If your dog has cataracts
Below we have provided some ‘Top Tips’ on how you can make your dog’s life easier if he has Cataracts…
If your dog is diagnosed with this condition there are a number of things that you can do to make his life easier…
1. You should start by attaching a leash to your dog and guiding him around the property on a regular basis. This will enable your dog to become more familiar with his surroundings so that if his vision does deteriorate to such a level where he is blind he will have some idea on how to negotiate his way around the property.
2. Try to keep things around the property the same. So don’t move furniture around and always feed your dog in the same place. Imagine how you would feel if your sight had deteriorated. By keeping things the same then this will only make it easier for your pooch when he negotiates his way around the property.
3. Speak to your vet about what you should feed your dog. Some experts feel that dietary fiber can help control your dog’s blood sugar levels which may reduce the chances of your dog developing Cataracts.
Video of cataract surgery
A holistic approach to treating Cataracts in dogs
There are numerous homeopathic remedies to treat this condition…
Calcarea carbonica 6c… This treatment is often used for dogs that are overweight and lazy.
Conium maculatum 6c… is often used for treating the condition in it’s early stages and when the condition is associated with old age.
Phosphorus 30c… is often used for cases that are long standing.
Additional common eye problems in dogs
Cherry Eye: Discover the symptoms of this condition which is caused when the tear gland becomes prolapsed.
Glaucoma: Caused by a build-up of watery plasma in the eye.

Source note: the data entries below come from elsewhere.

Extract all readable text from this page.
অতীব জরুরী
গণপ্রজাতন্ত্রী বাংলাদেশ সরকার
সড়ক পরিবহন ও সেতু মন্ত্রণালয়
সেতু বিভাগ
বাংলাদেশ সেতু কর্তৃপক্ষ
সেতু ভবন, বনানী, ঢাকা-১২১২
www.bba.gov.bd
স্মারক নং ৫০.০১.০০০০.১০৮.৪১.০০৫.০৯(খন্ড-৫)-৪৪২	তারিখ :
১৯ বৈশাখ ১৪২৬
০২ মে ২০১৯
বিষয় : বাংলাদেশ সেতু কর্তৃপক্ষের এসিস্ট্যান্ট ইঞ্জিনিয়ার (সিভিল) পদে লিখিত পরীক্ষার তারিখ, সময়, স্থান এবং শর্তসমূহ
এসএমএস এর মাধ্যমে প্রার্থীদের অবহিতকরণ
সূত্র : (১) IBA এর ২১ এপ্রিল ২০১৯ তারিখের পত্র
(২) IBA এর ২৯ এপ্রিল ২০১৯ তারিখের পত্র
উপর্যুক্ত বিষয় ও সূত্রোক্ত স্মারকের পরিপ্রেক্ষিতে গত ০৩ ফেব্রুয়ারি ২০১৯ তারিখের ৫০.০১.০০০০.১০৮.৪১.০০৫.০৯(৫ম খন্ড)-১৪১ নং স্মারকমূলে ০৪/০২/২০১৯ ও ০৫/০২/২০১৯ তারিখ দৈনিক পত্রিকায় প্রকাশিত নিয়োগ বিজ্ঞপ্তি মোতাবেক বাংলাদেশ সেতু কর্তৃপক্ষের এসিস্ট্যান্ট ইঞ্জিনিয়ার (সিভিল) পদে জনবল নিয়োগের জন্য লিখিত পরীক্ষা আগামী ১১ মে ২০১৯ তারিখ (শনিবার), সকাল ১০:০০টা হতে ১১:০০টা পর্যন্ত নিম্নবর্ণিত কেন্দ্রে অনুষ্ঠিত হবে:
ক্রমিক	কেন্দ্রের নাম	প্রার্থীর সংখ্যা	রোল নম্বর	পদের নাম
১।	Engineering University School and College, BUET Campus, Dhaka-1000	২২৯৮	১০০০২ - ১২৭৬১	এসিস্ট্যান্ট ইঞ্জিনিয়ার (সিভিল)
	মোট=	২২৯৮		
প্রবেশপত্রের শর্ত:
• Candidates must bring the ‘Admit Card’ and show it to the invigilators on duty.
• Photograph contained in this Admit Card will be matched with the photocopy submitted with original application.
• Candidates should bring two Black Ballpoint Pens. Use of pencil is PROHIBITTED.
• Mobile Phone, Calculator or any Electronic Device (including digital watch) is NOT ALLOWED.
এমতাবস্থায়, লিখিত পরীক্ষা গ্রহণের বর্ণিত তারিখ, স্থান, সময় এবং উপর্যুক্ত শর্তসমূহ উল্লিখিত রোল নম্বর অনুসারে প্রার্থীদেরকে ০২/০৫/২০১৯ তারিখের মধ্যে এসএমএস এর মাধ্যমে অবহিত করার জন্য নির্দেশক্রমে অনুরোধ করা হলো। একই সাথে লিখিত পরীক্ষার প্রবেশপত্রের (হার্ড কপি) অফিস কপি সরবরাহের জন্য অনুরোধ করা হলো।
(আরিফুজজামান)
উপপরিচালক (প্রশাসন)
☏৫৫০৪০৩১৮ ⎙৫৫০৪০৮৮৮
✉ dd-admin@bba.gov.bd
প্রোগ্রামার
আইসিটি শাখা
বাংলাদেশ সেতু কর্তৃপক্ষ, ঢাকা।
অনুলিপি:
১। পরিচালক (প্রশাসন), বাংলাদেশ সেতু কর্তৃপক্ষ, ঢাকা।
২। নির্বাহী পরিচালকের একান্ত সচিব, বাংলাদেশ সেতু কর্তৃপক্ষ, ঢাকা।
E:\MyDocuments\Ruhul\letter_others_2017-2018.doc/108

This serious condition can quickly lead to blindness.
Did you know?
The Chinese believe that the emotional and mental state of an individual is reflected in the eyes (this is referred to as their ‘Shen’). So take a close look at your dog or puppy’s eyes to see if they still sparkle with life.
A very interesting condition known asLenticular sclerosis can occur as dogs get older. This condition can make your dog’s brown eyes seem blue. This happens because as a dog ages the fibers in the eye lens start to get denser which reflects light differently (leading to the eyes looking more blue than brown). Although this condition does not affect a dog’s vision you should still get the eyes checked to make sure that all is ok.